Entre velhos livros e registros centenários do Instituto Histórico e Geográfico de Santos, não faz muito tempo, surgiram diante deste dedicado memorialista imagens de um passado distante, de uma Santos que, assim como hoje, se reinventava a cada dia, com os olhos voltados ao futuro. Para os desavisados, não fosse a inscrição “Santos – Brazil” (ainda com “z”), grafada no rodapé de cada uma das reproduções, tais cenas poderiam facilmente pertencer a qualquer outra localidade charmosa que vivia seu próprio processo de modernização. Mas, para um olhar mais atento, os retratos revelaram-se fragmentos preciosos da história santense, provocando em mim, mais uma vez, a emoção de quem descobre um tesouro oculto. E este tipo de tesouro deve ser compartilhado.
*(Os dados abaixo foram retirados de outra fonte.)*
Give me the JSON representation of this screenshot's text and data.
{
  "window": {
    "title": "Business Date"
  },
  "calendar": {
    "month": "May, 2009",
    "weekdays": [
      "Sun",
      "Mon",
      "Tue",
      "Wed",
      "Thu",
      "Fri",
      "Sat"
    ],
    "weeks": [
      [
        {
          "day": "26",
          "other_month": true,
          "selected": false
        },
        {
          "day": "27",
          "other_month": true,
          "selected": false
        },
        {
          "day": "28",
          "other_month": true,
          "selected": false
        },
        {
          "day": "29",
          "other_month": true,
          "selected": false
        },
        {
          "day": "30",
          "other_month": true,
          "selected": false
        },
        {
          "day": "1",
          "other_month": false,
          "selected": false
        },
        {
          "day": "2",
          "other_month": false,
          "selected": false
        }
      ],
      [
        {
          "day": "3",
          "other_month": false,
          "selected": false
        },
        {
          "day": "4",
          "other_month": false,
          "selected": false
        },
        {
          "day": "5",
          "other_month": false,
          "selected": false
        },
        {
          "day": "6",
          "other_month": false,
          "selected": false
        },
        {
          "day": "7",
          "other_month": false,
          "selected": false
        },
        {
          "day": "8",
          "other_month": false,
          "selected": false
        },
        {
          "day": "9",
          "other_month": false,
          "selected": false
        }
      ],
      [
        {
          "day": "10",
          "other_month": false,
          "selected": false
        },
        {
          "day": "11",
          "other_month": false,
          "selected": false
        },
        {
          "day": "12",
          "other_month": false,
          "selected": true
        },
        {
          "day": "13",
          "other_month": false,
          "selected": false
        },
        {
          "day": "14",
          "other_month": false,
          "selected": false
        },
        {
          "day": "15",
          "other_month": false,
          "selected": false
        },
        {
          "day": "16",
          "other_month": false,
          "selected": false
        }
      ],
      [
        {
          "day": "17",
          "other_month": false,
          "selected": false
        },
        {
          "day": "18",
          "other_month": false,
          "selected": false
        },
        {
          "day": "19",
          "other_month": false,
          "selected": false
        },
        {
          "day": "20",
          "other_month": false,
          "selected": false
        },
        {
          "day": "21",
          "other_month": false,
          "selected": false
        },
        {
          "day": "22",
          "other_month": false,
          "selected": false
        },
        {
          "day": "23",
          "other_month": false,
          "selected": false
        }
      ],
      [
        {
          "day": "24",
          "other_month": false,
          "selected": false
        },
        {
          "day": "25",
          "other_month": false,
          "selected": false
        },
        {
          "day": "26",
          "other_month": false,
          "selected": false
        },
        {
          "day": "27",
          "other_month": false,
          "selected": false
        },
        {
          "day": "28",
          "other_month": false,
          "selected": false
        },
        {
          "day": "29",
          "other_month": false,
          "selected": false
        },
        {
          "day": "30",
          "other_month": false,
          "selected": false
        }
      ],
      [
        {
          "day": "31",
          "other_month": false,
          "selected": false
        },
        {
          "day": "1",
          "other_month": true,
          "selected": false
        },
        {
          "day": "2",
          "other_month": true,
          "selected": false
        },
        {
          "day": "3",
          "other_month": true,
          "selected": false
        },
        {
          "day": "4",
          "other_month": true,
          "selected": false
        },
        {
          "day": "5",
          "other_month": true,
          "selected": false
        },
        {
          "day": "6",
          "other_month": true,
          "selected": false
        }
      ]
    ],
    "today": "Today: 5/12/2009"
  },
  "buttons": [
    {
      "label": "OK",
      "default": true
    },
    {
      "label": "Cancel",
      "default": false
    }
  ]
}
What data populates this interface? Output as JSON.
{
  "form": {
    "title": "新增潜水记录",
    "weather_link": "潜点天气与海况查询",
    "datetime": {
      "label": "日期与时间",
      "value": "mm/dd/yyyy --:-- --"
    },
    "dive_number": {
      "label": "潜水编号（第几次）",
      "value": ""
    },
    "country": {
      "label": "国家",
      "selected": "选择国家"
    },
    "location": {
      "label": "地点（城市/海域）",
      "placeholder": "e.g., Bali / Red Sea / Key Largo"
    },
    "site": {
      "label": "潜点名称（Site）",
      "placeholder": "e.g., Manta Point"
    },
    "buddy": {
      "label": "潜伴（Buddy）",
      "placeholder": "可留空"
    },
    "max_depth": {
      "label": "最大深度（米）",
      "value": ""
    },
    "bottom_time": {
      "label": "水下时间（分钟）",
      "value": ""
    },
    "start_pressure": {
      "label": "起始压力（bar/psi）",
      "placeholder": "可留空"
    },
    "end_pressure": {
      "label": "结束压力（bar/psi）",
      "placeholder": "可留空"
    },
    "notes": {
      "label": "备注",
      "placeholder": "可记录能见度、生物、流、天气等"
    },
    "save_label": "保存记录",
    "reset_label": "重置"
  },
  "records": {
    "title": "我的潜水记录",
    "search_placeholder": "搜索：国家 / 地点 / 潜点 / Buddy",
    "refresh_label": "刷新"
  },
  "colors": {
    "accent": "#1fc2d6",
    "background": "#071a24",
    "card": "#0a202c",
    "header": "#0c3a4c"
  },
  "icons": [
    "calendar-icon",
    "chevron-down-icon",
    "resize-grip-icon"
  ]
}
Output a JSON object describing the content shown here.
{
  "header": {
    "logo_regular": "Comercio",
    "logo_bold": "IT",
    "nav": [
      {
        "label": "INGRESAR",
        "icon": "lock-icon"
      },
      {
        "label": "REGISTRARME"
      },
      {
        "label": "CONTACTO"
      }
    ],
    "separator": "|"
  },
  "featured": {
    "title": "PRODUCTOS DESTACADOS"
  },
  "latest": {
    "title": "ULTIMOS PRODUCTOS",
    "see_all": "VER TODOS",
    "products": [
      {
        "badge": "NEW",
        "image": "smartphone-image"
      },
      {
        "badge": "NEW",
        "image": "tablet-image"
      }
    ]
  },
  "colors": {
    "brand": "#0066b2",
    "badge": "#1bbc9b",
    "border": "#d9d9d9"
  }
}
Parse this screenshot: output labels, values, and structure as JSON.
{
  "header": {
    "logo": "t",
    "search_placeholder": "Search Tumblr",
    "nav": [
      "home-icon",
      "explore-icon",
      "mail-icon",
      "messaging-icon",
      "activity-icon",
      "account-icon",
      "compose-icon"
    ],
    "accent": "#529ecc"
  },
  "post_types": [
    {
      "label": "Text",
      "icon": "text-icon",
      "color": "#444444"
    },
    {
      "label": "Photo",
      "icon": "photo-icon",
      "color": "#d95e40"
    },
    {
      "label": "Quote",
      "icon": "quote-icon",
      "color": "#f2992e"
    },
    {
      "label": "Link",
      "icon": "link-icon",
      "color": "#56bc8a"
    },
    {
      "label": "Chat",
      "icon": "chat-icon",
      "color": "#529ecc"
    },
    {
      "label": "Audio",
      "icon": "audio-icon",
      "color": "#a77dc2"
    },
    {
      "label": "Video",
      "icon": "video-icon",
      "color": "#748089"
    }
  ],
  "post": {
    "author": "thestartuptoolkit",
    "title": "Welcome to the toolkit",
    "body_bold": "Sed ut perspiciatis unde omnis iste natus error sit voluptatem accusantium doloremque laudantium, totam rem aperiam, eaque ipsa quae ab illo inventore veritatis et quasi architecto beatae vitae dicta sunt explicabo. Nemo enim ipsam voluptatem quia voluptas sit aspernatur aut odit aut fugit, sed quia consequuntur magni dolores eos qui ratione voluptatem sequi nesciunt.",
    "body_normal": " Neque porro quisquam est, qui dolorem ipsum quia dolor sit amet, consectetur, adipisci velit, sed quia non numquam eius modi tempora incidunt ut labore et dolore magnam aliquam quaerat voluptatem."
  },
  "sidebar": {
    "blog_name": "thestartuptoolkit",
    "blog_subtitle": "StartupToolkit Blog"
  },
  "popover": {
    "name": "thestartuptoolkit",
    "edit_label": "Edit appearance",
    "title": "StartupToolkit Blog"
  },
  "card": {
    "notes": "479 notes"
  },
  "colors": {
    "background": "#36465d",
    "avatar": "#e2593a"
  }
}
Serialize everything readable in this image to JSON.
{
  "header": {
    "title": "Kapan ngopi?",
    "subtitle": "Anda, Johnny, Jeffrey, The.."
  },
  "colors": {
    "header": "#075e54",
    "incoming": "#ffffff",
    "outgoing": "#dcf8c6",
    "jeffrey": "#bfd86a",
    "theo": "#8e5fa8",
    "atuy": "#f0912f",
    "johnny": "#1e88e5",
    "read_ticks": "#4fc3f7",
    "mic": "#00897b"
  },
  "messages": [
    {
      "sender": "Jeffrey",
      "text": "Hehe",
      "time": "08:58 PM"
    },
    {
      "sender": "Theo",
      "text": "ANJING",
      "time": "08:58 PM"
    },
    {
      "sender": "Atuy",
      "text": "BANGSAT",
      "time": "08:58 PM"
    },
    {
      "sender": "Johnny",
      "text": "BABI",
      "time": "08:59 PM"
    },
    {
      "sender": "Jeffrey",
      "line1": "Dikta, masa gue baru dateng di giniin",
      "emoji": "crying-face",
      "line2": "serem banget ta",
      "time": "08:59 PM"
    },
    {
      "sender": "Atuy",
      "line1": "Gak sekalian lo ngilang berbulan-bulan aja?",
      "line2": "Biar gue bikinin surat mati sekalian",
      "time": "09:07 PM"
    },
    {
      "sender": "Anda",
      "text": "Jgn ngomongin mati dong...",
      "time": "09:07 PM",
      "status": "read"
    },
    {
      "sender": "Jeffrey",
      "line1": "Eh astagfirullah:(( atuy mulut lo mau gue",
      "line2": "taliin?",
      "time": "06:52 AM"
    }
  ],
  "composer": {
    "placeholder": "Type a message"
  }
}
Assim, aproveito a oportunidade de, por meio desta coluna, não apenas partilhar o conhecimento sobre a memória santista, mas também a doce e vibrante alegria das descobertas. Hoje, dou início a uma jornada em três páginas, onde trago à luz 18 fotografias de uma Santos do início do século passado, mais precisamente de 1908, revelando as curiosidades e histórias escondidas em cada imagem, como quem abre um baú repleto de segredos do tempo. E convido você, querido leitor, a embarcar comigo nessa viagem ao passado.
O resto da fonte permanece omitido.